Gerade stehe ich im OP herum
und tue nichts, als mir eine aufgeregt Anästhesieschwester zuflüstert: „Der
nächste Patient, das ist vermutlich ein Krimineller! Der hat Verbindungen zur
japanischen Mafia.“ „Aha“, denke ich mir und lese misstrauisch den OP-Plan auf
dem ein asiatisch aussehender Name aufgeführt ist. Weitere Anwesende wissen
mehr Details wie z.B.: der Mann habe immer einen Bodyguard und einen
Privatbutler bei sich und seinen Aufenthalt bezahle er in bar. „Das hört sich
ja alles sehr realistisch an“, denke ich mir weiter, beschließe aber bei der
entsprechenden Narkoseeinleitung zufälligerweise woanders zu sein. Diesen
Vorsatz ersetzt mein eifriges Gehirn kurz darauf mit der wichtigen Information,
dass Tossy II eine Ruptur des Ligamentum acromioclaviculare und eine Überdehnung
des Ligamentum coracoclaviculare meint.
Hierauf laufe ich kurz später
unbedarft in den Narkoseeinleitungsraum, wo schon ein Mann mit großflächigen
Drachentattos liegt.
„Hallo PJler! Wie schön, dass
du da bist. Du hilfst doch kurz bei der Narkoseeinleitung?!“ ruft der
Anästhesist fröhlich. Er steht mit der Anästhesieschwester am anderen Ende des
Raumes und trägt Dinge in das Protokoll ein. Zum Glück scheint man den
Privatbutler und den Bodyguard nicht mit reingelassen zu haben.

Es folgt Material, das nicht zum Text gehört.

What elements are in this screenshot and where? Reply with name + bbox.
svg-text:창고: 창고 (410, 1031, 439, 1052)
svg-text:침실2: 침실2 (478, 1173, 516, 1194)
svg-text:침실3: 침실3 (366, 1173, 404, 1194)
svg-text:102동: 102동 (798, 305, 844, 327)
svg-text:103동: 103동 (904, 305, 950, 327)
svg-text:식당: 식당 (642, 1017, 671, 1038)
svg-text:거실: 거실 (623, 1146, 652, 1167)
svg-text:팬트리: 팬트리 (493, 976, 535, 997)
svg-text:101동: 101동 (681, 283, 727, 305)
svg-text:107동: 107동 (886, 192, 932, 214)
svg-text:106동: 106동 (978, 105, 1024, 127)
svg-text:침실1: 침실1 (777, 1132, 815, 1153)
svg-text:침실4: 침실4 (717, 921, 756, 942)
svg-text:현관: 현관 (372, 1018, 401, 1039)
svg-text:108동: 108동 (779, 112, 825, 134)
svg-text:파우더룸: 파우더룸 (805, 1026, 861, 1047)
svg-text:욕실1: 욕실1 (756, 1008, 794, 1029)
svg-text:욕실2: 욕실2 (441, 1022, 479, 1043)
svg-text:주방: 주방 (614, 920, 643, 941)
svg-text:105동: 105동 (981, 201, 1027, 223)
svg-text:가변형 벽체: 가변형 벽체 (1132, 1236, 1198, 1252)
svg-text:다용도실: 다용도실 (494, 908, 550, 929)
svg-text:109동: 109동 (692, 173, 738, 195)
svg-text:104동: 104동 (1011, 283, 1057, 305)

„Fang‘ doch schon mal an mit
der Präoxygenierung!“ ruft der Anästhesist.
„Ja hallo“, begrüße ich den
Patienten, „und hier halte ich ihnen einen kleine Maske vor, aus der Sauerstoff
kommt.“
„Er spricht nur Englisch und
Japanisch!“ ruft der Anästhesist jetzt vom Fußende des Patienten aus, wo er mit
den Narkosemedikamenten bereitsteht. Am Fußende?! Die Schwester verschwindet
unauffällig hinter dem Narkosewagen. Zufälligerweise vergesse ich in diesem
Augenblick sofort die englischen Wörter für „Sauerstoff“, „Maske“, „tief
einatmen“ und ähnliches. Das ist aber egal denn der Anästhesist hat sich nun
neben den Patientenarm mit der Kanüle geschlichen und besonders schnell alle
seine Schlafmedikamente gegeben. Zoing. Innerhalb Sekunden schläft der Patient.
Gesagt hat er bis jetzt nichts. Die Anästhesieschwester kommt wieder hinter dem
Narkosewagen hervor.
„Naja“, denke ich mir, „zum
Glück habe ich wie alle im OP eine Haube und einen Mundschutz an. So erkennt
mich der Patient nie wieder und ich bleibe der japanischen Mafia unbekannt.“
Zugunsten dieses aufregenden
Erlebnisses, vergesse ich dann noch schnell die Definition von Tossy II.